Let $a,b \in\Bbb N$, $a$ is not equal to $b$ and the quadratic equations $(a-1)x^2 -(a^2 + 2)x +a^2 +2a=0$ and $(b-1)x^2 -(b^2 + 2)x +b^2 +2b=0$ have a common root, then the value of $ab/5$ is
So what I did was,
I subtracted the two equations and got
$x=(a+b+2)/(a+b)$ I tried putting it in equation,it didn’t work,then i tried adding the equations and then put the value,still didn’t work.
I cant seem to figure out how to approach this problem.Can anybody help out?
On
Hint: $\;t=a,b$ are the two roots of the quadratic $\,(t-1)x^2-(t^2+2)x+t^2+2t=0\,$ for the value of $\,x\,$ which is the common root.
On
If you like using Vieta's formulas, here is the possible solution based on these formulas:
Assuming $x$ as a coefficient, you can observe that, $a$ and $b$ are root of the quadratic respect to the variable $u:$
$$u^2(1-x)+u(x^2+2)-(x^2+2x)=0, ~ x≠1$$
Then, using the Vieta's formulas, we have
$$\begin{align}&ab=\frac{x^2+2x}{x-1}\\ \implies &x^2+x(2-ab)+ab=0 \\ \implies &x_1x_2=ab\end{align}$$
Then, we also have a quadratic respect to the variable $x:$
$$(a-1)x^2 -(a^2 + 2)x +a^2 +2a=0, ~ a≠1$$
Since $a≠0$, applying Vieta's formulas again, we get
$$\begin{align}&\frac{a^2+2a}{a-1}=ab\\ \implies &b=\frac{a+2}{a-1}\\ \implies &b=1+\frac{3}{a-1}\\ \implies &a\in\left\{2,4\right\}\\ \implies &ab=8 \\ \implies &\frac{ab}{5}=\frac 85. \end{align}$$
Let $q_a(x)=(a-1)x^2-(a^2+2)x+a^2+2a$. Any root $r$ of $q_a(x)$ and of $q_b(x)$ is also a root of$$(b-1)q_a(x)-(a-1)q_b(x)=\left(-a^2b+a^2+a b^2+2 a-b^2-2b\right)(x-1).$$Therefore, $r=1$ or$$-a^2b+a^2+a b^2+2 a-b^2-2b=0.\tag1$$But you can't have $r=1$, because\begin{align}1\text{ is a root of }q_a(x)&\iff q_a(1)=0\\&\iff3a-3=0\\&\iff a=1.\end{align}So, if $1$ was a root of both $q_a(x)$ and $q_b(x)$, you would have $a=b=1$, but you are assuming that $a\ne b$.

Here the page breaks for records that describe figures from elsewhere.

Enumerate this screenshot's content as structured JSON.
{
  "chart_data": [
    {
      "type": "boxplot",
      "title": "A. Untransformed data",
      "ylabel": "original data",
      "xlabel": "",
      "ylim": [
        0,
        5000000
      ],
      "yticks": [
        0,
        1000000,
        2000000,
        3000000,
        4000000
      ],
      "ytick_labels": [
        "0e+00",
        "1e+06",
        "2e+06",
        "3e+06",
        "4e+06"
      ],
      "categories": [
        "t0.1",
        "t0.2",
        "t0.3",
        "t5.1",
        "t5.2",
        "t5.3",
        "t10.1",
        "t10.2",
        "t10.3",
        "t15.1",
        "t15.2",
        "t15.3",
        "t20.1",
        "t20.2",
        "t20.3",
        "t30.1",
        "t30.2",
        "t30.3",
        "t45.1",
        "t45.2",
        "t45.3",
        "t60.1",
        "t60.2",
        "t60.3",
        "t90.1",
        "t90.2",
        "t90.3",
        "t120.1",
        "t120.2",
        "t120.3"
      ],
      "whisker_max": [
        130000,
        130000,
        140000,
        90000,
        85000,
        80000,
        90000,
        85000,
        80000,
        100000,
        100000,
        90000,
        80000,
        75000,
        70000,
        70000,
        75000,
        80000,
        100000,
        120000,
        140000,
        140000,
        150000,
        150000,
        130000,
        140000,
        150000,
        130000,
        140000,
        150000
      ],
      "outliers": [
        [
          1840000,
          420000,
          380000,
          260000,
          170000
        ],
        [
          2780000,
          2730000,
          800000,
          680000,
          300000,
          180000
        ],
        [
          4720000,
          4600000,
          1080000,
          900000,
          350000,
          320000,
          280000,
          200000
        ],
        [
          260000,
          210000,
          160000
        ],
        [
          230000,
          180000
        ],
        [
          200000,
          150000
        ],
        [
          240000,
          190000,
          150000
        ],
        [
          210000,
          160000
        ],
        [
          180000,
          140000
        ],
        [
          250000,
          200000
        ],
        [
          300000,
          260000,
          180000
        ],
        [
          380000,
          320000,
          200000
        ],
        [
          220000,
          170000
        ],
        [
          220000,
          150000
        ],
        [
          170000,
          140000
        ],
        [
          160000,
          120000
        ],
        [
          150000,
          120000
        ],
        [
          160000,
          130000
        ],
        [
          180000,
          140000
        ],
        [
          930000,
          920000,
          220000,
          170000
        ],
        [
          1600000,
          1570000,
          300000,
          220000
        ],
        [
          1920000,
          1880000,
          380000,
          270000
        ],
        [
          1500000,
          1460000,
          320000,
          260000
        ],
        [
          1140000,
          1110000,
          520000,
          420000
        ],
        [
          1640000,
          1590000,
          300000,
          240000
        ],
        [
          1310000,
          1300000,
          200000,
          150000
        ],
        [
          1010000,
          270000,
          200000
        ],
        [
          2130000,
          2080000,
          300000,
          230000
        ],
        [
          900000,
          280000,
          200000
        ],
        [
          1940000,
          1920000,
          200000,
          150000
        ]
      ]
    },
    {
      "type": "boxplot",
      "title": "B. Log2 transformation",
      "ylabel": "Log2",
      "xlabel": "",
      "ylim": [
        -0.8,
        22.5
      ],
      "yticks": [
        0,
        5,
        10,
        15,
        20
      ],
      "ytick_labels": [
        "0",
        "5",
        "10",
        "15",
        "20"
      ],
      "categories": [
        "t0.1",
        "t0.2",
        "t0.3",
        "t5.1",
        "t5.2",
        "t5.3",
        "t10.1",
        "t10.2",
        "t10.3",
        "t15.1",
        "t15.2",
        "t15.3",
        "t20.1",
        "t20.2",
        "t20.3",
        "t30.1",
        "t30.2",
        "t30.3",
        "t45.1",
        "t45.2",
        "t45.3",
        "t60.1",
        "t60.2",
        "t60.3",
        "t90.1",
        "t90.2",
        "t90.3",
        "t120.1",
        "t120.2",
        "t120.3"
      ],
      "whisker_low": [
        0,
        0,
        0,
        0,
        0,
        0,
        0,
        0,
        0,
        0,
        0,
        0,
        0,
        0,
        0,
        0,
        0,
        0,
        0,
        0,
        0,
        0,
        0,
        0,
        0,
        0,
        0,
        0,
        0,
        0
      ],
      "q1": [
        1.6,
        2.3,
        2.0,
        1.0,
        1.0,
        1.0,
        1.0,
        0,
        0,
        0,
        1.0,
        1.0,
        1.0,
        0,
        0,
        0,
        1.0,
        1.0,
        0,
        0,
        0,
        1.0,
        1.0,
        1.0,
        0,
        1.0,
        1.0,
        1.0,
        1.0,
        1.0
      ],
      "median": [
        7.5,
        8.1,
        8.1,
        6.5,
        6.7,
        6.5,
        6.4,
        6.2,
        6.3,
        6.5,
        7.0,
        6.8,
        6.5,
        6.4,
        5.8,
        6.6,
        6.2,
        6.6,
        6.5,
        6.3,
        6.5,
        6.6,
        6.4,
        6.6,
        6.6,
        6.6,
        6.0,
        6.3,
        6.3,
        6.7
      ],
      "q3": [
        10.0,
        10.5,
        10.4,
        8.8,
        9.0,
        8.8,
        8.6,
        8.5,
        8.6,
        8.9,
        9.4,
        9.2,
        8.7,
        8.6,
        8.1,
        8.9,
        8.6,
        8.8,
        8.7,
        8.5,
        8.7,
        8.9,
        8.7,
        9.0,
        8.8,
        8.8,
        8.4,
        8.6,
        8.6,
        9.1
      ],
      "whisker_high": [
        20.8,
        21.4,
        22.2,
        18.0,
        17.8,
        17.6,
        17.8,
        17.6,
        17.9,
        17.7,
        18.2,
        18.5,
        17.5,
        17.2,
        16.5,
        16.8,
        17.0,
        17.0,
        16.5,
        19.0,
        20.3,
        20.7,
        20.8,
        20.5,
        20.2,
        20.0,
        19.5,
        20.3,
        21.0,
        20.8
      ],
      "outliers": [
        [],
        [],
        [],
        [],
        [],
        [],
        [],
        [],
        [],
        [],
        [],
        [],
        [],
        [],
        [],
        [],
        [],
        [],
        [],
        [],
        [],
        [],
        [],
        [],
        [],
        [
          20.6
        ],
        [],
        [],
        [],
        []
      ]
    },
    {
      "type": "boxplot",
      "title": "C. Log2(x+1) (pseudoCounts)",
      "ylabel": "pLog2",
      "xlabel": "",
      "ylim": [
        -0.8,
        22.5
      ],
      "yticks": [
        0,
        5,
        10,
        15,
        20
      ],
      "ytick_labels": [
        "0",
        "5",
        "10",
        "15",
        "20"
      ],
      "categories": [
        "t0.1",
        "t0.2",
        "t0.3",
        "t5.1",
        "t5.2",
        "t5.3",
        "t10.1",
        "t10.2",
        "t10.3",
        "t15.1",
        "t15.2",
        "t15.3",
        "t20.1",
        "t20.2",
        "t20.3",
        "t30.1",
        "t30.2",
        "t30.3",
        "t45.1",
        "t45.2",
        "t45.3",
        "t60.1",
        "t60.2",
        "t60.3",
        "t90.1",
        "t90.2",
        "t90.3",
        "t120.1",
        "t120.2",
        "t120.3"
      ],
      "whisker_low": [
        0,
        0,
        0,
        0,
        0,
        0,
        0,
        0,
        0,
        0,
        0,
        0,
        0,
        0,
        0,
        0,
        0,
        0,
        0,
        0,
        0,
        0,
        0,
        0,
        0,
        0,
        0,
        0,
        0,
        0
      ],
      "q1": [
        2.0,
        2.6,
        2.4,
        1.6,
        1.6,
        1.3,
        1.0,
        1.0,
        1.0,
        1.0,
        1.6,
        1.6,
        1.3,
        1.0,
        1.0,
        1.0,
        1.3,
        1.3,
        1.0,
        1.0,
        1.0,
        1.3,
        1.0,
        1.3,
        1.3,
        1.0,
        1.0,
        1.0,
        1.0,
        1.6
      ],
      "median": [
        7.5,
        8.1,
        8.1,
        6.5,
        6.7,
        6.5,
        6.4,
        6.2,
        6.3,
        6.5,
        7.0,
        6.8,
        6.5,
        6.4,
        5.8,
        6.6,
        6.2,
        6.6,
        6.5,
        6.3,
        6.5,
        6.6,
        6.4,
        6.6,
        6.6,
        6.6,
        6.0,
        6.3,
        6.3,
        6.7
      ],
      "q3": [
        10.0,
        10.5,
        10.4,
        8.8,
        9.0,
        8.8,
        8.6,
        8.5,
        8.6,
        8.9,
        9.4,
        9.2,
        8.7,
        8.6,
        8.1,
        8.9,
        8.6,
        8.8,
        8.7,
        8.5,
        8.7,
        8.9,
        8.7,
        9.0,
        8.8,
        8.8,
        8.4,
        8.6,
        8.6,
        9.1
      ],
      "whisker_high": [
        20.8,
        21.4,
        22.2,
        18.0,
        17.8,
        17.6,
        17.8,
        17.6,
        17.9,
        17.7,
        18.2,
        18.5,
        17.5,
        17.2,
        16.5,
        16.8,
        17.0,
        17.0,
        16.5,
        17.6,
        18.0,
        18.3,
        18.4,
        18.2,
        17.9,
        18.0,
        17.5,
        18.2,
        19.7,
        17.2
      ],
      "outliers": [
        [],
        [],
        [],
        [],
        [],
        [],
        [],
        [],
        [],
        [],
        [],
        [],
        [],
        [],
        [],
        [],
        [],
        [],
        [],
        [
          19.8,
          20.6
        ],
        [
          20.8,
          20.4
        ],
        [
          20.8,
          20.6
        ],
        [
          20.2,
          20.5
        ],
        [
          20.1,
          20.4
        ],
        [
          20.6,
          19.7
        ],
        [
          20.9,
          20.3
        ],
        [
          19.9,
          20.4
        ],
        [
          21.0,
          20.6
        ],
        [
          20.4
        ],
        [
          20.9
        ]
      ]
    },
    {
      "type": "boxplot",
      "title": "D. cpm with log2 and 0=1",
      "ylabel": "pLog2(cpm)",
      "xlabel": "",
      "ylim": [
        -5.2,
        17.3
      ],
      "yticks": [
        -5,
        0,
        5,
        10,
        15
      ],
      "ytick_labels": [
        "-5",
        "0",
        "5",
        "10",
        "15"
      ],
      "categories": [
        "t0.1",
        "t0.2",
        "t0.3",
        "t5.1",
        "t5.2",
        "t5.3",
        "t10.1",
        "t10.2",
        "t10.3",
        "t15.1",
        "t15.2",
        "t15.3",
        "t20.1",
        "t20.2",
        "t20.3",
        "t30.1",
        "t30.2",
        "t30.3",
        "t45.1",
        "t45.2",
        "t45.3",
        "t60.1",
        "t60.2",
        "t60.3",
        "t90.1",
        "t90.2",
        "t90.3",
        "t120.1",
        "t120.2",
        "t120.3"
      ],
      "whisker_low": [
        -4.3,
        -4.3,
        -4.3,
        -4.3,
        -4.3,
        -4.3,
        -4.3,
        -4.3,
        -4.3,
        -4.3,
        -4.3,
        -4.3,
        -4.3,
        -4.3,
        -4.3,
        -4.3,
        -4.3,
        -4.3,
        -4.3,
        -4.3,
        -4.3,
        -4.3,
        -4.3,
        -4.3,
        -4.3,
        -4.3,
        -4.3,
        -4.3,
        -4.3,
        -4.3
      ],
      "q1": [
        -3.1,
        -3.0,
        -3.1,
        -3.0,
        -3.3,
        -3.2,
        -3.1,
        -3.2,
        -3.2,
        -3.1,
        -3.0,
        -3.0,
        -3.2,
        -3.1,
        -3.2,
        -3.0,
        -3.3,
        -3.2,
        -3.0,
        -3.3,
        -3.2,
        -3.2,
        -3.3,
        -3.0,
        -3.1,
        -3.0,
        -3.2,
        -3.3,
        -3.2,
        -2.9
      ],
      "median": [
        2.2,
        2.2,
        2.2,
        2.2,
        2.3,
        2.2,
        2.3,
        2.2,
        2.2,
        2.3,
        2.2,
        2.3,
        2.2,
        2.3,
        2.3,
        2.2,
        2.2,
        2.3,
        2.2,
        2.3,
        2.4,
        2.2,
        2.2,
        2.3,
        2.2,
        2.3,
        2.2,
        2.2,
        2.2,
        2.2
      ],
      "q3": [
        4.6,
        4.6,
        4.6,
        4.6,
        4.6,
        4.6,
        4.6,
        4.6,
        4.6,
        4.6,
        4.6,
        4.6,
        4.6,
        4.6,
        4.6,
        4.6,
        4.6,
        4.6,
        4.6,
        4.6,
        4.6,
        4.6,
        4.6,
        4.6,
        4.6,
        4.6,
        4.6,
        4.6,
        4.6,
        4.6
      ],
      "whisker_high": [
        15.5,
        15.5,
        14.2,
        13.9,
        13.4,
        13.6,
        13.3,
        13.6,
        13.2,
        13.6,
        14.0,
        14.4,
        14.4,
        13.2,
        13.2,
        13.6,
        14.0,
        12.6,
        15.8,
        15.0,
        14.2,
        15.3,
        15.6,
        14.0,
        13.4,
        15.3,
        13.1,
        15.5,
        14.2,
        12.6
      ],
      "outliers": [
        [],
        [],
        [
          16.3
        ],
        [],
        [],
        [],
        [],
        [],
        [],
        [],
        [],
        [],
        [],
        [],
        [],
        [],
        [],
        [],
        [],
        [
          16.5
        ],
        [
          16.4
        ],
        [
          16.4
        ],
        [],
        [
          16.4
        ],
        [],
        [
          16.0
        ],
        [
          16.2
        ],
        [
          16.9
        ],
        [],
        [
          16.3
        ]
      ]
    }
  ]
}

If, on the other hand, you have $(1)$, then $a=b$ or $a=\frac{b+2}{b-1}=1+\frac3{b-1}$. Since $a,b\in\Bbb N$, this can only occur in two case: when $b=2$ (in which case $a=4$) and when $b=4$ (in which case $a=2$). In both cases, you have $\frac{ab}5=\frac85$.